Capturig the Asc1p/RACK1 microenviroment at the head region of the 40S ribosome with quantitative BioID

The Asc1 protein of Saccharomyces cerevisiae is a Gβ-like scaffold protein considered to organize the local microenvironment at the head region of ribosomes in order to link mRNA translation with cellular signaling. In this study we used the in vivo protein labeling technique proximity-dependent Biotin IDentification (BioID) in combination with stable isotope labeling with amino acids in cell culture (SILAC) in S. cerevisiae to quantitatively monitor the proteinaceous Asc1p neighborhood in exponentially growing cells, but also to record alterations in response to glucose deprivation and heat stress.

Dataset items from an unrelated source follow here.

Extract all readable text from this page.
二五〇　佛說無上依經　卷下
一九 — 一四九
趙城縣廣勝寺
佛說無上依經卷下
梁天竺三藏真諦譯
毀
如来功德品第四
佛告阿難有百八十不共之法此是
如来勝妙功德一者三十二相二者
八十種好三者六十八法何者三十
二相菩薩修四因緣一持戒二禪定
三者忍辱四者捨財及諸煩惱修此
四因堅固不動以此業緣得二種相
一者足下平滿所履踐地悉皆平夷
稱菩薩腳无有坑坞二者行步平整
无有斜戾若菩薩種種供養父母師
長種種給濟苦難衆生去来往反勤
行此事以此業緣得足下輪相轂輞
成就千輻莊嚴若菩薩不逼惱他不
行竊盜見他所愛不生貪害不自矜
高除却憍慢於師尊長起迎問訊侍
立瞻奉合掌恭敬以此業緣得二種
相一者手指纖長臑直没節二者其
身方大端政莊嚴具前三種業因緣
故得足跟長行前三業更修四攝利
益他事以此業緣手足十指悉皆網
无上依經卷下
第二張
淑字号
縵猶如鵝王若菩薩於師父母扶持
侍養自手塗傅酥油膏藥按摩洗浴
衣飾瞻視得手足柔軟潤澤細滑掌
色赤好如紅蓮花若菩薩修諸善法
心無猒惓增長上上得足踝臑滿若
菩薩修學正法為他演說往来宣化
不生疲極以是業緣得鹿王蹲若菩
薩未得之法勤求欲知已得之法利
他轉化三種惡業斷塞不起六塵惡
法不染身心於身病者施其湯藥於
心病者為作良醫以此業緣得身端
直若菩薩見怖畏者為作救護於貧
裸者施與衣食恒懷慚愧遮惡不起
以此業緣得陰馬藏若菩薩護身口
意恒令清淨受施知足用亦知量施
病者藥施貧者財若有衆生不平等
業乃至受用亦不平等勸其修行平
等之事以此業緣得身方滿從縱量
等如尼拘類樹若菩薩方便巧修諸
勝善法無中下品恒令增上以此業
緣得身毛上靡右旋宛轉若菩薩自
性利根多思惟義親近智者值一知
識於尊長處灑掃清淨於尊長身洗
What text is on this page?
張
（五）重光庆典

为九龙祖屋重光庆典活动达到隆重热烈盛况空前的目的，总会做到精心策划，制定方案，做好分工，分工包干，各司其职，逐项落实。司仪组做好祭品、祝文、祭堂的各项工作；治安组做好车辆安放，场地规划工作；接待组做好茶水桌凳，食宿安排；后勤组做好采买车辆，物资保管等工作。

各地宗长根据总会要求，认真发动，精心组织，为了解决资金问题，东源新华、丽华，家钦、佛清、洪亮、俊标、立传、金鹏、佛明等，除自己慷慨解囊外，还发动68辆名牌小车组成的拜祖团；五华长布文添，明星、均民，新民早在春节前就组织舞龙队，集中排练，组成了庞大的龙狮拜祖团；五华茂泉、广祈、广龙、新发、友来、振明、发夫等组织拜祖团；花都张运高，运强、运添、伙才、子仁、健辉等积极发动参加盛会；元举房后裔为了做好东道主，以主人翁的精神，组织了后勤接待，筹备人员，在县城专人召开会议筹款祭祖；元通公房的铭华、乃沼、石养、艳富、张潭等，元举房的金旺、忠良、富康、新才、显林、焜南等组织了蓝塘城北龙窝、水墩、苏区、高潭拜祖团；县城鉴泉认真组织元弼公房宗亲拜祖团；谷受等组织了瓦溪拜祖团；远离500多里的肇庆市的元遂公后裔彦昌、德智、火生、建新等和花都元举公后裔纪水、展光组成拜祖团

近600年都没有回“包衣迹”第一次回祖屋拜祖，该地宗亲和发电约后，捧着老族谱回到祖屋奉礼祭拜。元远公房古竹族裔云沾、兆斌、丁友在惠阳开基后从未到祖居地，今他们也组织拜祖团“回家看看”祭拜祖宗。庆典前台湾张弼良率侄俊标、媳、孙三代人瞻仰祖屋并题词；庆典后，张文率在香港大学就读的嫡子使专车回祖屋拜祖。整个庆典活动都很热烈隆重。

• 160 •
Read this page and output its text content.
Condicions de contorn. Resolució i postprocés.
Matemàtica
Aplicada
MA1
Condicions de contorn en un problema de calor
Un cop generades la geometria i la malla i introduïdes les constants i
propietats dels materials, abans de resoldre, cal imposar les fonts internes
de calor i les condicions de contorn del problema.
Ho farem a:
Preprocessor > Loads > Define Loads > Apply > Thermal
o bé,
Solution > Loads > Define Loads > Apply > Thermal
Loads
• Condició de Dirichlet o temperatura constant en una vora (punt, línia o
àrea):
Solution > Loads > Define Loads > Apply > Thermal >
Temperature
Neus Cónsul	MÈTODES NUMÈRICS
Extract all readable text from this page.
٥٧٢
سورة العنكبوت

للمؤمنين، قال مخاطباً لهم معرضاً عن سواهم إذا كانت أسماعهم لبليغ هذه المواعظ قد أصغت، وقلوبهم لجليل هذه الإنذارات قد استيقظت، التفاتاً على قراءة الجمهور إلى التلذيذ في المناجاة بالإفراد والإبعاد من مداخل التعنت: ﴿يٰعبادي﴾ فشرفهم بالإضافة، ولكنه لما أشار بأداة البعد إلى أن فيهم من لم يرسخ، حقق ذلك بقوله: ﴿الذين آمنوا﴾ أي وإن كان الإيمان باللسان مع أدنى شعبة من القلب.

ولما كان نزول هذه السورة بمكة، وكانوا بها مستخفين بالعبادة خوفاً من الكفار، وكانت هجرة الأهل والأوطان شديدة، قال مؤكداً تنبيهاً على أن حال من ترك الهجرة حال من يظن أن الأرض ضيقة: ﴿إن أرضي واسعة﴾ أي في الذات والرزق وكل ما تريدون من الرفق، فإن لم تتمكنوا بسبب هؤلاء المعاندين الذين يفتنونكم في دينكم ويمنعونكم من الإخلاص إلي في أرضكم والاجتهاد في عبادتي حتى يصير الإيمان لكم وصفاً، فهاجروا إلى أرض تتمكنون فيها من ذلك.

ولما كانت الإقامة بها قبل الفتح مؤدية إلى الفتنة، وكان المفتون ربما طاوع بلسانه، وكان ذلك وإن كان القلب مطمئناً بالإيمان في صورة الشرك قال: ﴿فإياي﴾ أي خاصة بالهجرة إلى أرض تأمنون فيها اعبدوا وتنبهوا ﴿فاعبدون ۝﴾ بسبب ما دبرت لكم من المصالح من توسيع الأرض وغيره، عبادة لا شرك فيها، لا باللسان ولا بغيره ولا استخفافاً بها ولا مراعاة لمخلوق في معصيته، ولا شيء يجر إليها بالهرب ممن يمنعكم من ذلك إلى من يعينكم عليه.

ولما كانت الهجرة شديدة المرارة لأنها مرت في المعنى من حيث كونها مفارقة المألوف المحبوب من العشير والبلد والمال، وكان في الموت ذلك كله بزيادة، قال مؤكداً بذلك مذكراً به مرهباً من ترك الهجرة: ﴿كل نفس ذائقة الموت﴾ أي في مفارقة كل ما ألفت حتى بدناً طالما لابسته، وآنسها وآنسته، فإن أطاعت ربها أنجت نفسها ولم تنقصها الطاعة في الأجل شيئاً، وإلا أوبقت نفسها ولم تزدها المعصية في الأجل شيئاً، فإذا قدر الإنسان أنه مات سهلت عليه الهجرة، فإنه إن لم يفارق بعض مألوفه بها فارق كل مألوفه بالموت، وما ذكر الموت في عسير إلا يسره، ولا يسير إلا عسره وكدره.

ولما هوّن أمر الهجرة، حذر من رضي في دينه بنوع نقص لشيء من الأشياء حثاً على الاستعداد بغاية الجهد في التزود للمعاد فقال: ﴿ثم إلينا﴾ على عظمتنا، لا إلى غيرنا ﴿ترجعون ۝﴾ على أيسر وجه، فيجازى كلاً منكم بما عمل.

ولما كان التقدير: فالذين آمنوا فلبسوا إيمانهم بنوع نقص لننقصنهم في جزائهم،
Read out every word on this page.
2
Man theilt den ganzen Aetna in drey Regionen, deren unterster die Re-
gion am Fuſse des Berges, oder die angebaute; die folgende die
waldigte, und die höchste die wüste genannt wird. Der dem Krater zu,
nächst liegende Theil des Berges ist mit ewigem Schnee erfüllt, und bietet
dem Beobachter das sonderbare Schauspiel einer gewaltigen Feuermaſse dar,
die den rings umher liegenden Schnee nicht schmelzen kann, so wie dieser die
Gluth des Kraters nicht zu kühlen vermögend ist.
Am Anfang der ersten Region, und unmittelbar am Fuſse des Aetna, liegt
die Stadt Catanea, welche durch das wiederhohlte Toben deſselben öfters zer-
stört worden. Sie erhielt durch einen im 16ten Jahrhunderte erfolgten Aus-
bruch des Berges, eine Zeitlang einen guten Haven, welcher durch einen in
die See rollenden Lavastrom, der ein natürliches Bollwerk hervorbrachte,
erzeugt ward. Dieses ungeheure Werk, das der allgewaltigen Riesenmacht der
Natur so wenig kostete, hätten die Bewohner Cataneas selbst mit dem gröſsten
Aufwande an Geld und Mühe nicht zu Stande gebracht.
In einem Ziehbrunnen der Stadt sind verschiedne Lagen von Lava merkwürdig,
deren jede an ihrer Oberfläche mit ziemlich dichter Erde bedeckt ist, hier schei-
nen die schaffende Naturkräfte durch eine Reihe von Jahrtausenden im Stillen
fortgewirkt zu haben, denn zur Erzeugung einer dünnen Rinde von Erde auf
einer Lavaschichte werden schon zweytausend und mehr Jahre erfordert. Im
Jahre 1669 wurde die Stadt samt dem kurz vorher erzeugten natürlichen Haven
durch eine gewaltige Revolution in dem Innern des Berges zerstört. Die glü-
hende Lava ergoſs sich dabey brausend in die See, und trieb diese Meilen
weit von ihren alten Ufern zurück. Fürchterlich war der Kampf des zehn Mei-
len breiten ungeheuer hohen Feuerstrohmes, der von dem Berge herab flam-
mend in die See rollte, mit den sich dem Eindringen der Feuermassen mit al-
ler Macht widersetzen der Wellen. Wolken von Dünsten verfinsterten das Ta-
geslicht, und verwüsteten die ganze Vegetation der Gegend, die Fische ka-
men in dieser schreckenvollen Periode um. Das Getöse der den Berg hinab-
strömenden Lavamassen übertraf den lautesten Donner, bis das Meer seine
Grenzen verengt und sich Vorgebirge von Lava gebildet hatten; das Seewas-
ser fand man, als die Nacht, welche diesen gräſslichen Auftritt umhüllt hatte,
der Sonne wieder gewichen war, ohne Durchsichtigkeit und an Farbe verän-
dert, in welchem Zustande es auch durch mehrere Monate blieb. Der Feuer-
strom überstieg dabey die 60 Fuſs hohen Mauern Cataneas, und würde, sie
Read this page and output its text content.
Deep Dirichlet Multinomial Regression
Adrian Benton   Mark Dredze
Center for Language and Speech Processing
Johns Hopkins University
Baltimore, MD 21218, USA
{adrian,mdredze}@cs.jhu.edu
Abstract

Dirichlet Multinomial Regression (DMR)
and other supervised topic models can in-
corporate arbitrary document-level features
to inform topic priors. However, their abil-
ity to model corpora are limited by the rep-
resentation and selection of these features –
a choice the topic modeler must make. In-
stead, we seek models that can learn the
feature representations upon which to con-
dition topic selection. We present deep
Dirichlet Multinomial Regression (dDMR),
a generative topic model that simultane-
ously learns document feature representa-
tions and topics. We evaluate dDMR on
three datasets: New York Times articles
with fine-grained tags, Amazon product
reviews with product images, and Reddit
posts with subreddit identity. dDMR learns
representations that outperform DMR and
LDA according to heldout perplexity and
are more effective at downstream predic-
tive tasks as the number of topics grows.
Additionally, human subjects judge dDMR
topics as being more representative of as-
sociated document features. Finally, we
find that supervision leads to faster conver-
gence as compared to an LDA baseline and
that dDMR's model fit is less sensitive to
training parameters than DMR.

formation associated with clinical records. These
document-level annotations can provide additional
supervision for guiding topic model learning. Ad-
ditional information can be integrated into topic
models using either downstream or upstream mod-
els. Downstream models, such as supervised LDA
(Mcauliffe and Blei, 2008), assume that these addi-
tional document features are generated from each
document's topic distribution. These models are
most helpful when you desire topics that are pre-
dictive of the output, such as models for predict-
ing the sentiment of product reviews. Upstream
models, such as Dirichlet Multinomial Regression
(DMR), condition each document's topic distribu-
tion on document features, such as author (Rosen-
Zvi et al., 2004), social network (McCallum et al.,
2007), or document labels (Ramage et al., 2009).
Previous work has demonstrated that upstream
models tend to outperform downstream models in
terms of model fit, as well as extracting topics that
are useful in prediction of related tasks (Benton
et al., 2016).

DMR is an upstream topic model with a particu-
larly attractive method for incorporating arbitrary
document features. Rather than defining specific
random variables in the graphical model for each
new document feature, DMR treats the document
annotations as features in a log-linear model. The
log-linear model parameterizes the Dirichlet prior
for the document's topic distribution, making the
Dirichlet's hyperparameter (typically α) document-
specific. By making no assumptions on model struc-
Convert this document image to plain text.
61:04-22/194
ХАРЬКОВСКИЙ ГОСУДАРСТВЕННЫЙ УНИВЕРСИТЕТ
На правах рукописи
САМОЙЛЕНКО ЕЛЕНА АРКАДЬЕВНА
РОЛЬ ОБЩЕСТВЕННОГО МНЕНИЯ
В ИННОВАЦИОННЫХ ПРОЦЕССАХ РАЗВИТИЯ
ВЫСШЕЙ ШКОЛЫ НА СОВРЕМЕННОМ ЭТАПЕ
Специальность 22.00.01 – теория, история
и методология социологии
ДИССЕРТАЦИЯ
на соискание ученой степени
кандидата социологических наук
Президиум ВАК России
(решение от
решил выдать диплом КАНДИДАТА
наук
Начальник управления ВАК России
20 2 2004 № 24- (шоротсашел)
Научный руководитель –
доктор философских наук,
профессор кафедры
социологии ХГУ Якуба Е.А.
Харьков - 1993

Beyond expected known interaction partners several proteins not known to co-localize with Asc1p were identified including mRNA-binding proteins, translational regulators and even transcription-related proteins. Additionally, we observed major alterations in response to glucose withdrawal. In contrast, heat stress caused only minor effects on the Asc1p neighborhood. Furthermore, we analyzed the molecular microenvironment of the “ribosome-binding deficient” Asc1DE protein, which revealed ribosome-association of the major Asc1DEp population in vivo, but suggests a distorted position of the variant at the ribosome.